Flush with cash, we decided it was time to finally do something about the uncomfortable living room couch we both hate. So naturally, after dragging all the kids to the car dealership, we thought it would be fun to drag them furniture shopping. Fortunately we only had to go to one place. Ryan and I split the family into teams to tackle the huge store. I (team big kid) found several good contenders and texted Ryan to let him know where they were. He found some good ones too. Ultimately we decided we liked this enormous brown sectional, reasoning that there are SIX PEOPLE in our family so we need more than FOUR places to sit. I mean, it's adorable when they all sit together on our current couch, but I have trouble envisioning that happening when Charley is sixteen and Mary is eight. Ryan and I were trying to have a conversation about whether the thing would even fit in our house while the kids had a knockdown dragout battle for who got to sit in the "middle", the place where the two sections met. Finally they got so loud we had to take them all outside so we could keep talking. Outside I almost convinced Ryan to buy this super modern steel gray thing from Crate and Barrel that had a mattress-sized cushion on one end. Looking back it would NOT have worked in our house but it sure was cool.
The loud squabbling for the three available chaise lounge chairs in front of the store reached a crescendo and clearly it was time to abandon the couch search and shove some food in their mouthholes before someone's head exploded (mine). We walked everyone across the street to a hamburger place and fed them then returned to the furniture store where it somehow took forty-five minutes to put two pieces of furniture on hold and take seven bathroom trips.
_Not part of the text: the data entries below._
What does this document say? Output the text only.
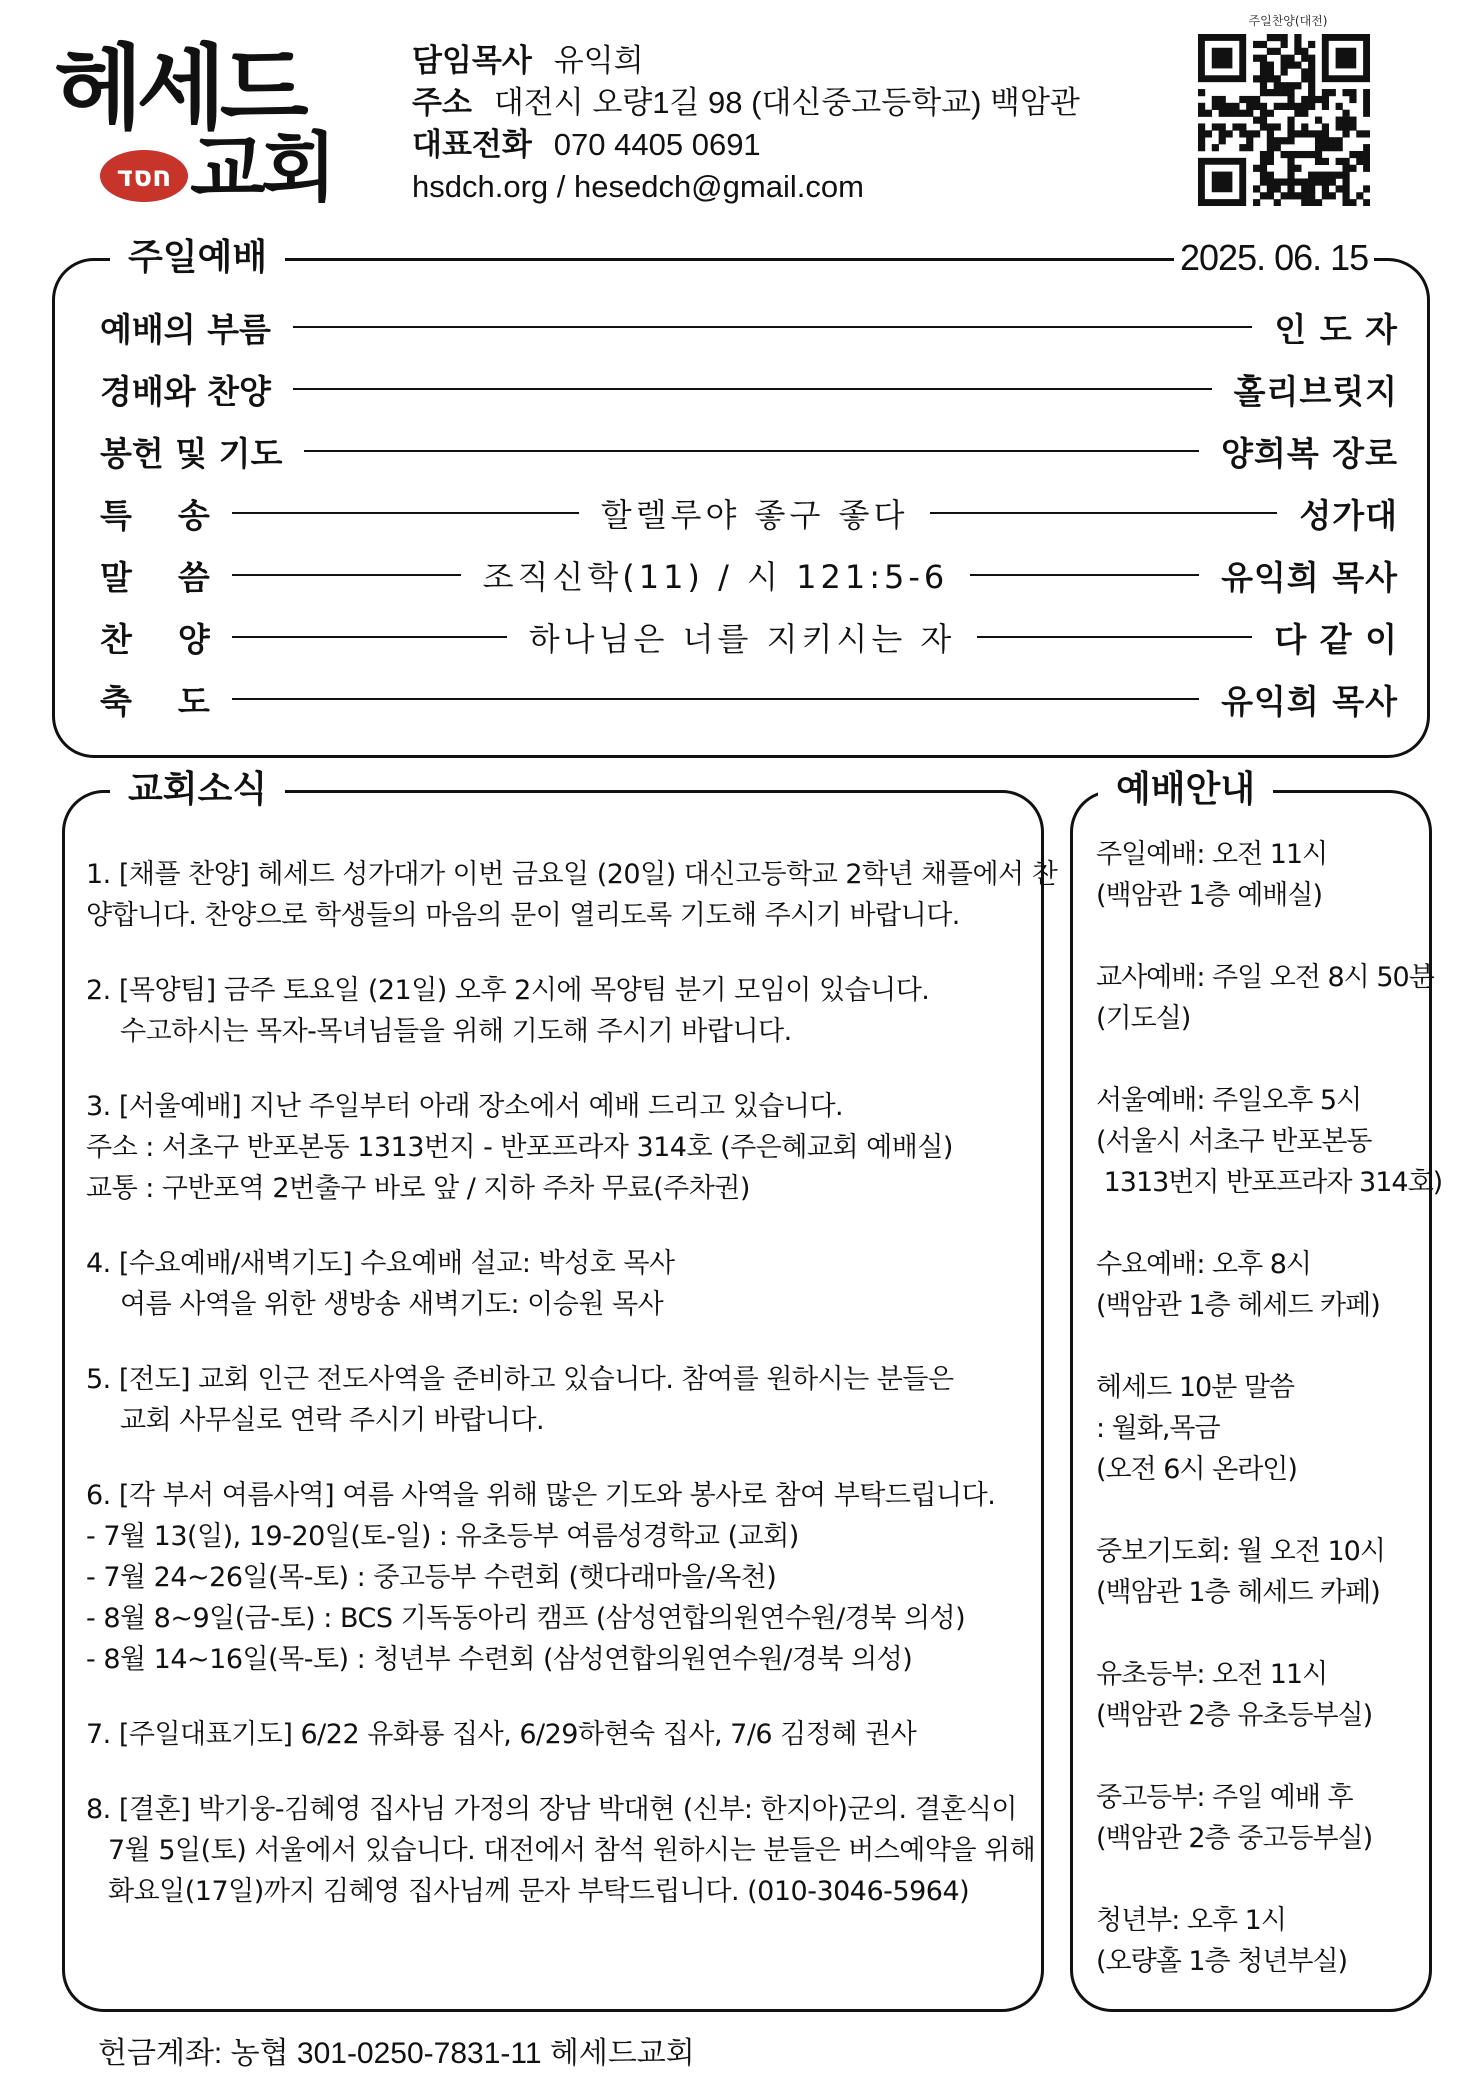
헤세드
교회
חסד
담임목사 유익희
주소 대전시 오량1길 98 (대신중고등학교) 백암관
대표전화 070 4405 0691
hsdch.org / hesedch@gmail.com
주일찬양(대전)
주일예배	2025. 06. 15
예배의 부름	인 도 자
경배와 찬양	홀리브릿지
봉헌 및 기도	양희복 장로
특    송	할렐루야 좋구 좋다	성가대
말    씀	조직신학(11) / 시 121:5-6	유익희 목사
찬    양	하나님은 너를 지키시는 자	다 같 이
축    도	유익희 목사
교회소식
1. [채플 찬양] 헤세드 성가대가 이번 금요일 (20일) 대신고등학교 2학년 채플에서 찬
양합니다. 찬양으로 학생들의 마음의 문이 열리도록 기도해 주시기 바랍니다.
2. [목양팀] 금주 토요일 (21일) 오후 2시에 목양팀 분기 모임이 있습니다.
수고하시는 목자-목녀님들을 위해 기도해 주시기 바랍니다.
3. [서울예배] 지난 주일부터 아래 장소에서 예배 드리고 있습니다.
주소 : 서초구 반포본동 1313번지 - 반포프라자 314호 (주은혜교회 예배실)
교통 : 구반포역 2번출구 바로 앞 / 지하 주차 무료(주차권)
4. [수요예배/새벽기도] 수요예배 설교: 박성호 목사
여름 사역을 위한 생방송 새벽기도: 이승원 목사
5. [전도] 교회 인근 전도사역을 준비하고 있습니다. 참여를 원하시는 분들은
교회 사무실로 연락 주시기 바랍니다.
6. [각 부서 여름사역] 여름 사역을 위해 많은 기도와 봉사로 참여 부탁드립니다.
- 7월 13(일), 19-20일(토-일) : 유초등부 여름성경학교 (교회)
- 7월 24~26일(목-토) : 중고등부 수련회 (햇다래마을/옥천)
- 8월 8~9일(금-토) : BCS 기독동아리 캠프 (삼성연합의원연수원/경북 의성)
- 8월 14~16일(목-토) : 청년부 수련회 (삼성연합의원연수원/경북 의성)
7. [주일대표기도] 6/22 유화룡 집사, 6/29하현숙 집사, 7/6 김정혜 권사
8. [결혼] 박기웅-김혜영 집사님 가정의 장남 박대현 (신부: 한지아)군의. 결혼식이
7월 5일(토) 서울에서 있습니다. 대전에서 참석 원하시는 분들은 버스예약을 위해
화요일(17일)까지 김혜영 집사님께 문자 부탁드립니다. (010-3046-5964)
예배안내
주일예배: 오전 11시
(백암관 1층 예배실)
교사예배: 주일 오전 8시 50분
(기도실)
서울예배: 주일오후 5시
(서울시 서초구 반포본동
1313번지 반포프라자 314호)
수요예배: 오후 8시
(백암관 1층 헤세드 카페)
헤세드 10분 말씀
: 월화,목금
(오전 6시 온라인)
중보기도회: 월 오전 10시
(백암관 1층 헤세드 카페)
유초등부: 오전 11시
(백암관 2층 유초등부실)
중고등부: 주일 예배 후
(백암관 2층 중고등부실)
청년부: 오후 1시
(오량홀 1층 청년부실)
헌금계좌: 농협 301-0250-7831-11 헤세드교회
Mary took advantage of the complicated maze of furniture and escaped from me multiple times. There was a loud showdown over a single child-sized rocking chair. Wes had to open EVERY SINGLE CABINET DOOR over and over and over. It was very very good to get in the car.
After he dropped us off Ryan went back to pick up the furniture and somehow managed to fit an entire sectional couch IN OUR VAN. CAN'T DO THAT WITH A CORVETTE CAN YOU, KIDS?! Then he took the old broken stupid couch to a thrift store (also in the van) and picked up a recliner chair that I fell in love with at the furniture store and threatened to buy with my own discretionary account and then not let anyone else sit on if we didn't buy it with the couch. Also it was in the upper nineties, which is awesome weather for lots of furniture moving. Ryan is amazing.
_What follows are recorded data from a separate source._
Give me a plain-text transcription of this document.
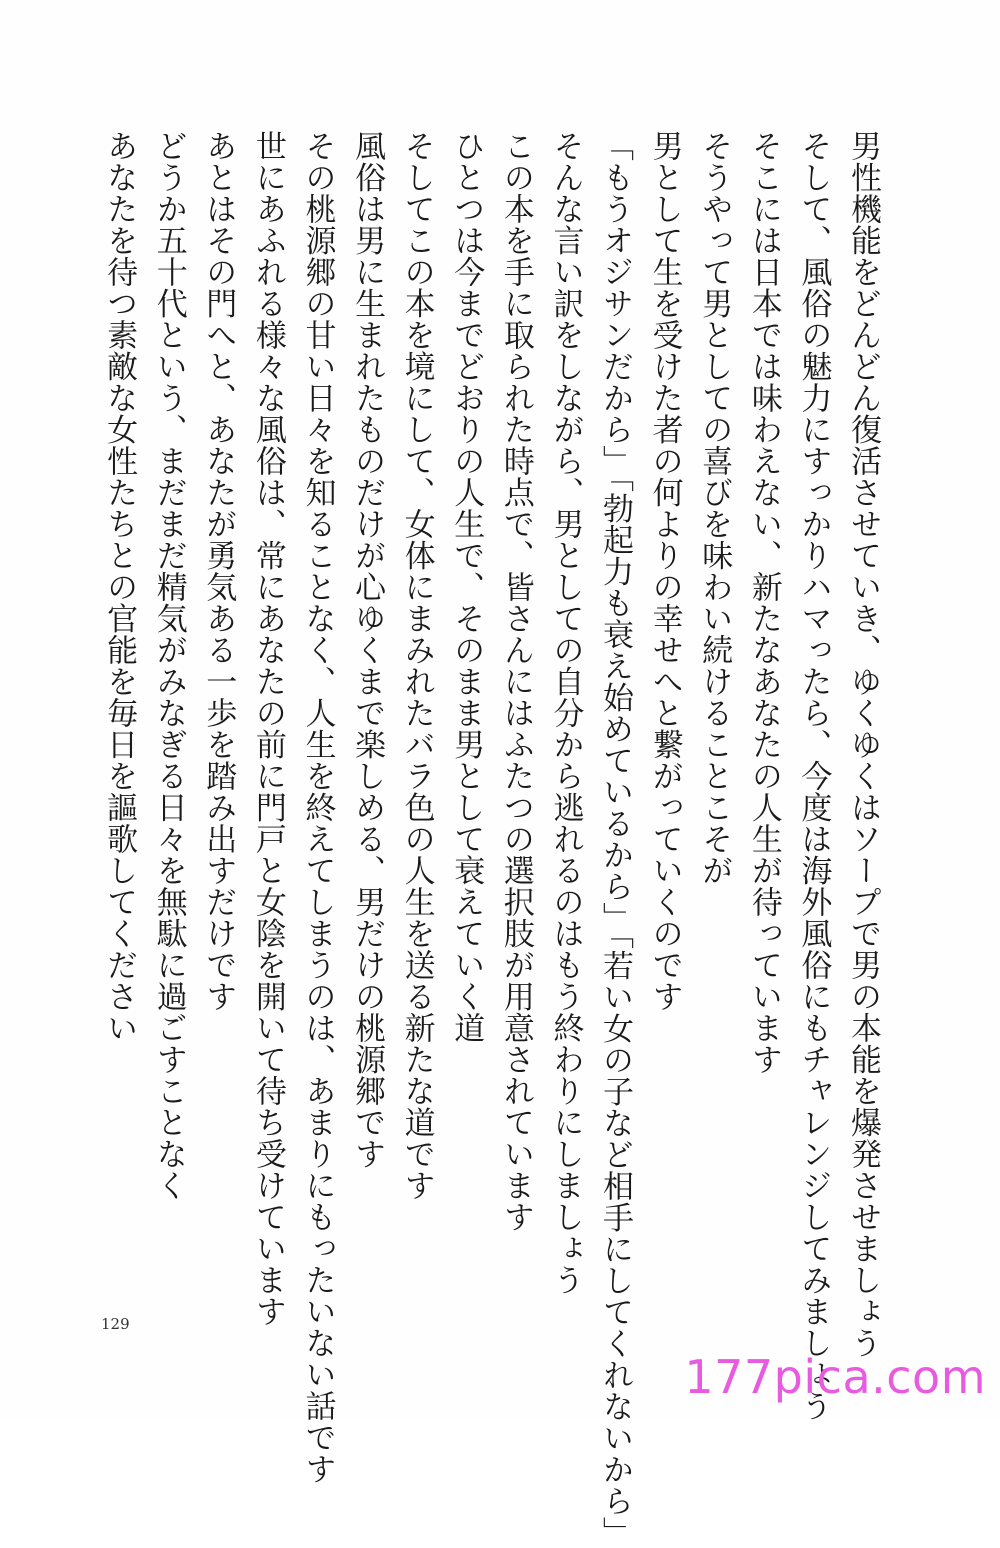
男性機能をどんどん復活させていき、ゆくゆくはソープで男の本能を爆発させましょう
そして、風俗の魅力にすっかりハマったら、今度は海外風俗にもチャレンジしてみましょう
そこには日本では味わえない、新たなあなたの人生が待っています
そうやって男としての喜びを味わい続けることこそが
男として生を受けた者の何よりの幸せへと繋がっていくのです
「もうオジサンだから」「勃起力も衰え始めているから」「若い女の子など相手にしてくれないから」
そんな言い訳をしながら、男としての自分から逃れるのはもう終わりにしましょう
この本を手に取られた時点で、皆さんにはふたつの選択肢が用意されています
ひとつは今までどおりの人生で、そのまま男として衰えていく道
そしてこの本を境にして、女体にまみれたバラ色の人生を送る新たな道です
風俗は男に生まれたものだけが心ゆくまで楽しめる、男だけの桃源郷です
その桃源郷の甘い日々を知ることなく、人生を終えてしまうのは、あまりにもったいない話です
世にあふれる様々な風俗は、常にあなたの前に門戸と女陰を開いて待ち受けています
あとはその門へと、あなたが勇気ある一歩を踏み出すだけです
どうか五十代という、まだまだ精気がみなぎる日々を無駄に過ごすことなく
あなたを待つ素敵な女性たちとの官能を毎日を謳歌してください
129
177pica.com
We got it all in the house and tweaked the arrangement and I AM VERY EXCITED ABOUT THIS.
(My recliner is barely visible in the foreground left).
I made everyone some waffles for dinner and then we put the little kids to bed and Ryan took Charley fishing, which was fortunate because on the way there he came across one of our neighbors putting a nice TV console and those four awesome, practically new, yellow throw pillows you see in the picture above OUT ON THE CURB. The room looked good before the pillows, but it looks SPECTACULAR with them. Also, we didn't want to get too full of ourselves with the "We're grownups! None of our furniture came from the curb!" TV console is in the garage awaiting a coat of chalk paint and some new knobs.
WE WERE SO COMFY DURING OUR NIGHTLY TV/POPCORN/WINE TIME. We will thank the Neon every time we sit in there.
Epilogue: It was an exhausting weekend and everyone had a tough time getting rolling this morning.